Allele-selective Transcriptome Recruitment to Polysomes Primed for Translation: Protein-coding and Noncoding RNAs, and RNA Isoforms

Purpose: mRNA translation into protein is highly regulated, but the role of mRNA isoforms, noncoding RNAs (ncRNAs), and genetic variants has yet to be systematically studied. Using high-throughput sequencing (RNA-seq), we have measured cellular levels of mRNAs and ncRNAs, and their isoforms, in lymphoblast cell lines (LCL) and in polysomal fractions, the latter shown to yield strong correlations of mRNAs with expressed protein levels. Analysis of allelic RNA ratios at heterozygous SNPs served to reveal genetic factors in ribosomal loading. Methods: RNA-seq was performed on cytosolic extracts and polysomal fractions (3 ribosomes or more) from three lymphoblastoid cell lines. As each RNA fraction was amplified (NuGen kit), and relative contributions from various RNA classes differed between cytosol and polysomes, the fraction of any given RNA species loaded onto polysomes was difficult to quantitate. Therefore, we focused on relative recovery of the various RNA classes and rank order of single RNAs compared to total RNA. Results: RNA-seq of coding and non-coding RNAs (including microRNAs) in three LCLs revealed significant differences in polysomal loading of individual RNAs and isoforms, and between RNA classes. Moreover, correlated distribution between protein-coding and non-coding RNAs suggests possible interactions between them. Allele-selective RNA recruitment revealed strong genetic influence on polysomal loading for multiple RNAs. Allelic effects can be attributed to generation of different RNA isoforms before polysomal loading or to differential loading onto polysomes, the latter defining a direct genetic effect on translation.
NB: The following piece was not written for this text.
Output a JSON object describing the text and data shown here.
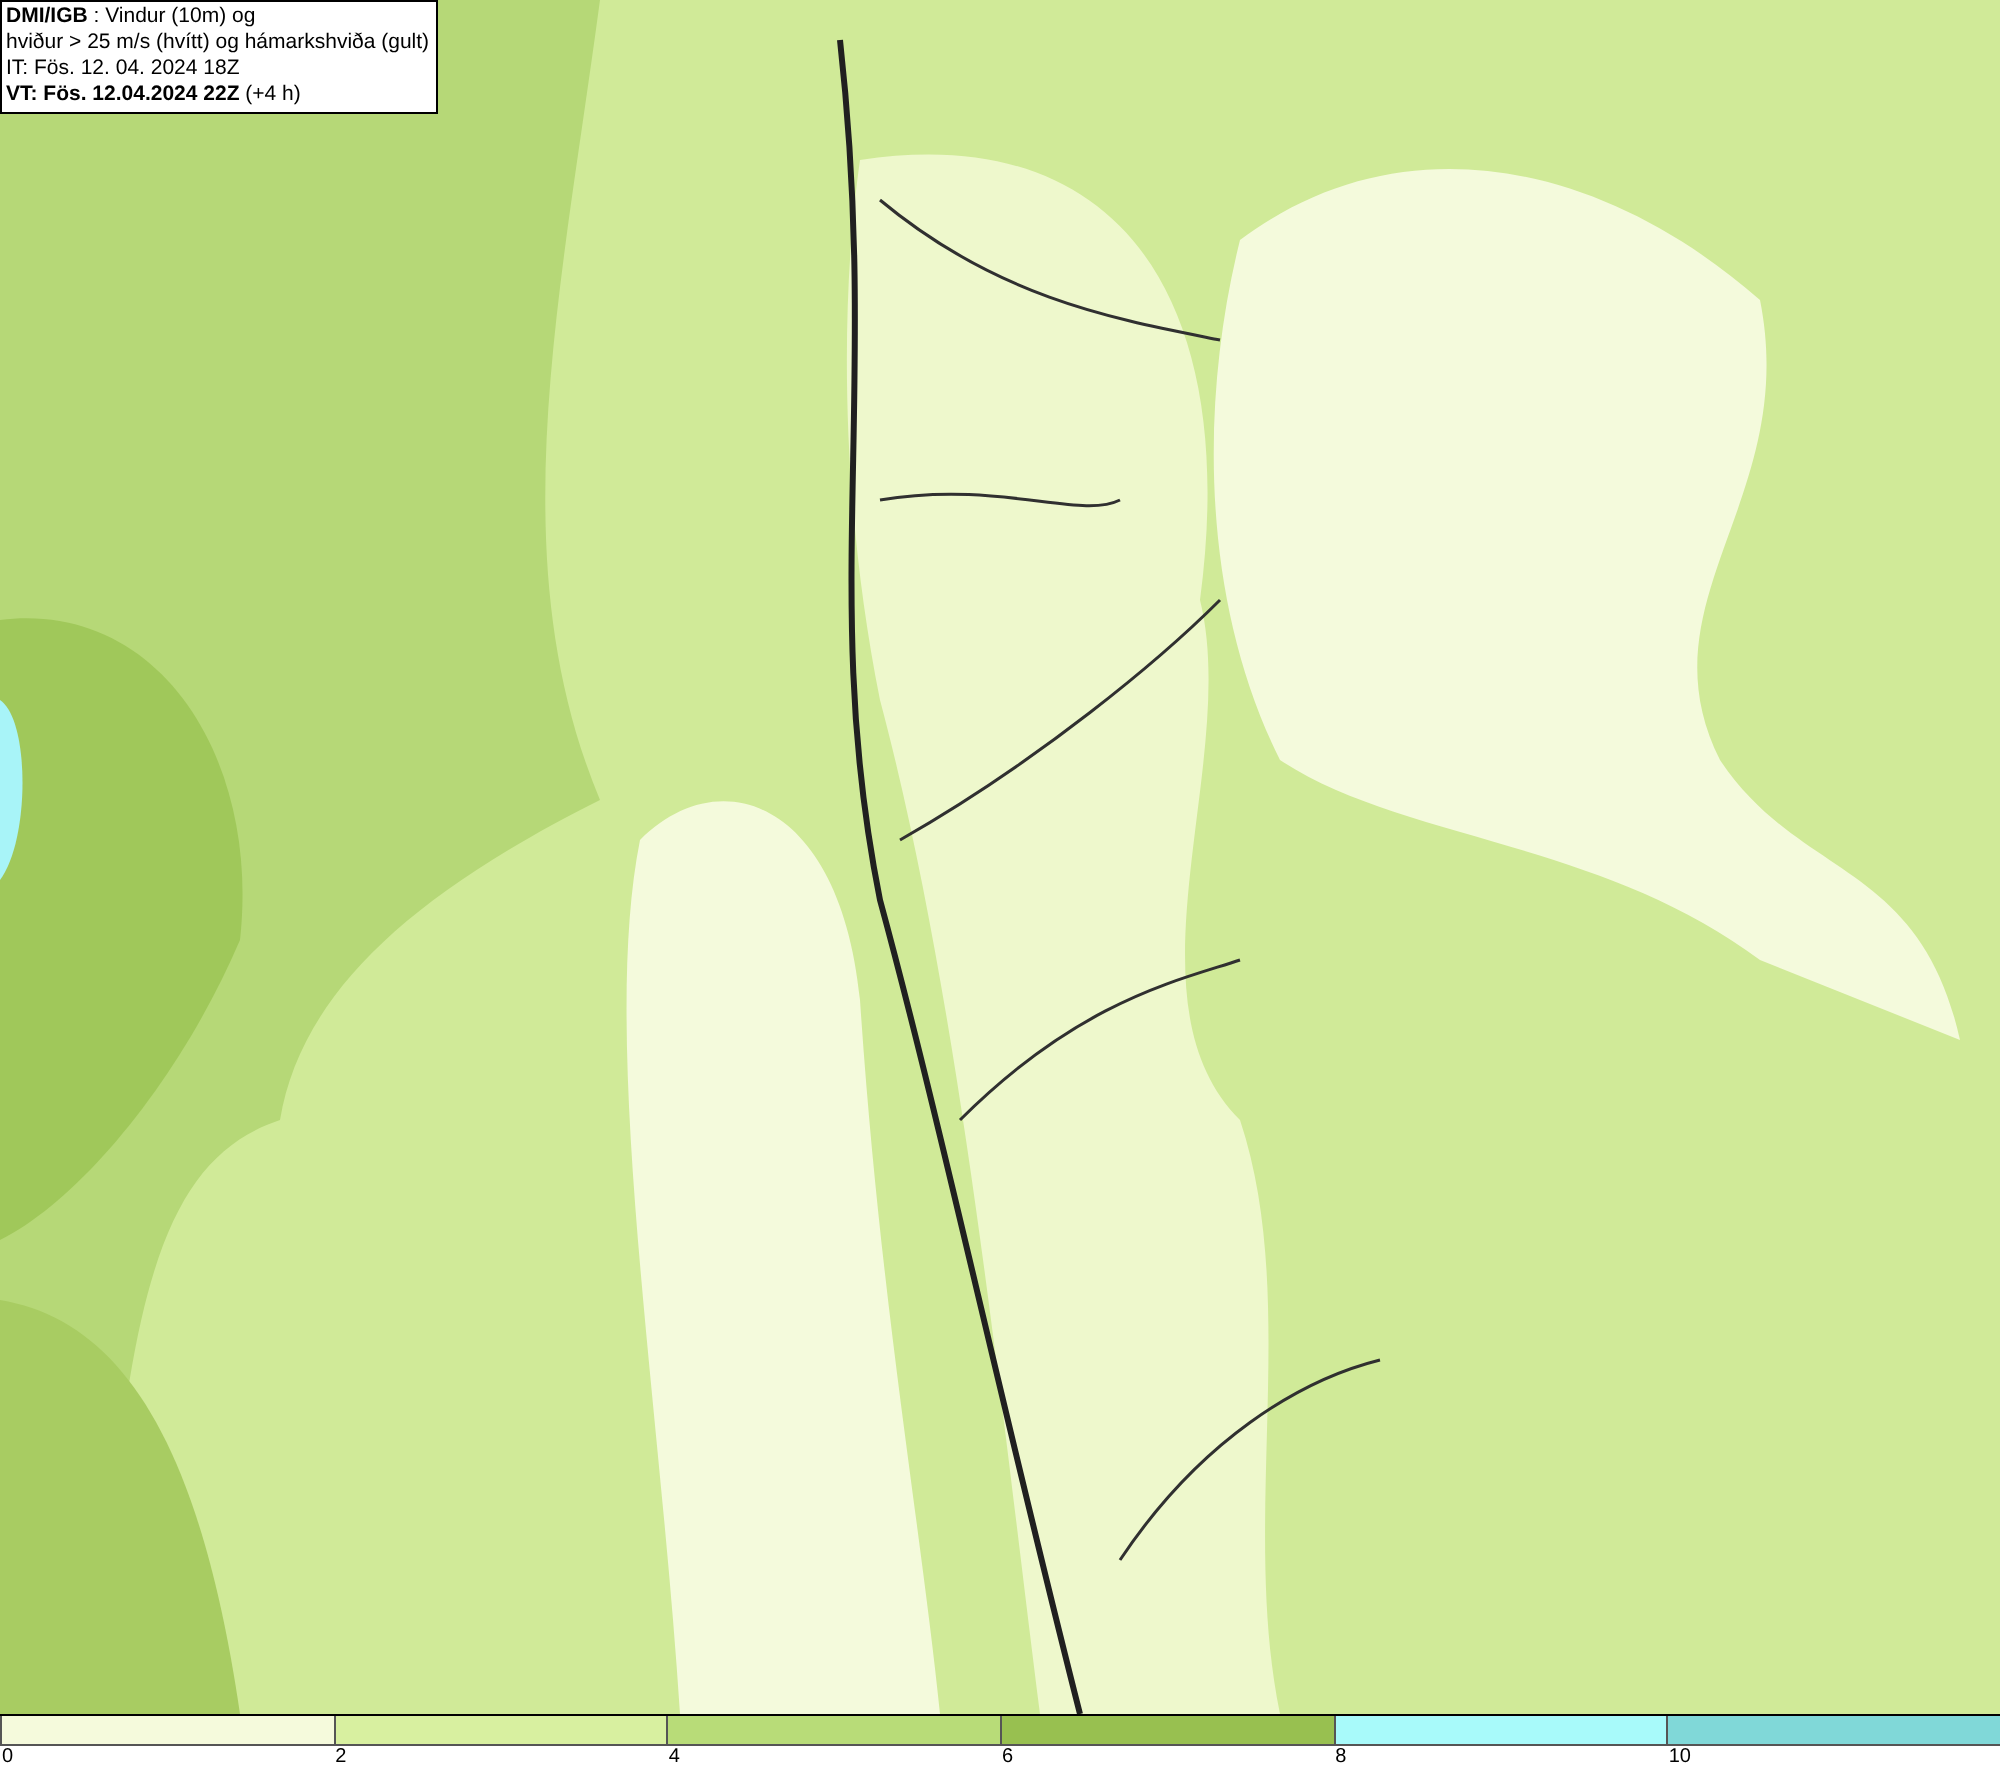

Several variants and genes identified by this approach are also associated with RNA expression and clinical phenotypes in various databases. Conclusions: These results provide a novel approach using complete transcriptome RNA-seq to study polysomal RNA recruitment and regulatory variants affecting protein translation. Overall design: cells from 3 samples were grown to 5x105 cells/mL density in T75 tissue culture flask and harvested, total RNA and polysome bound RNA was sequenced by Ion Proton

研究目的：mRNA翻译为蛋白质的过程受到严密调控，但mRNA同工型（isoforms）、非编码RNA（noncoding RNAs, ncRNAs）以及遗传变异的系统性研究仍有待开展。本研究借助转录组高通量测序（RNA-seq），对淋巴母细胞样细胞系（lymphoblastoid cell lines, LCL）及其多聚体组分（polysomal fractions）中的mRNA、ncRNA及其同工型的细胞水平进行了定量检测；其中多聚体组分已被证实可反映mRNA与表达蛋白水平间的强相关性。通过分析杂合单核苷酸多态性（single nucleotide polymorphisms, SNPs）位点的等位基因RNA比例，我们得以揭示核糖体加载过程中的遗传调控因子。 研究方法：我们对来自3株淋巴母细胞样细胞系的胞质提取物及多聚体组分（含3个及以上核糖体）进行了RNA-seq测序。由于各RNA组分均经扩增（采用NuGen试剂盒），且胞质与多聚体中各类RNA的相对占比存在差异，因此难以定量测定任一特定RNA物种在多聚体上的加载比例。故此，本研究聚焦于各类RNA的相对回收率，以及单条RNA相较于总RNA的丰度排序。 研究结果：对3株LCL中编码RNA与非编码RNA（包括微小RNA（microRNAs））的RNA-seq分析显示，单个RNA及其同工型的多聚体加载情况存在显著差异，且不同RNA类别间也存在显著区别。此外，编码RNA与非编码RNA的分布模式具有相关性，提示二者间可能存在相互作用。等位基因选择性RNA招募实验表明，多种RNA的多聚体加载过程受到强烈的遗传影响。等位基因效应可归因于多聚体加载前产生的不同RNA同工型，或是直接发生在多聚体加载环节的差异——后者定义了对翻译过程的直接遗传调控效应。本研究通过该方法鉴定出的若干变异与基因，在多个数据库中均与RNA表达及临床表型存在关联。 研究结论：本研究结果提供了一种全新的研究策略，即通过完整转录组RNA-seq来探究多聚体RNA招募过程以及影响蛋白质翻译的调控变异。 总体实验设计：将3份样本的细胞在T75组织培养瓶中培养至密度为5×10^5 cells/mL后收获，分别对总RNA与多聚体结合RNA进行Ion Proton测序。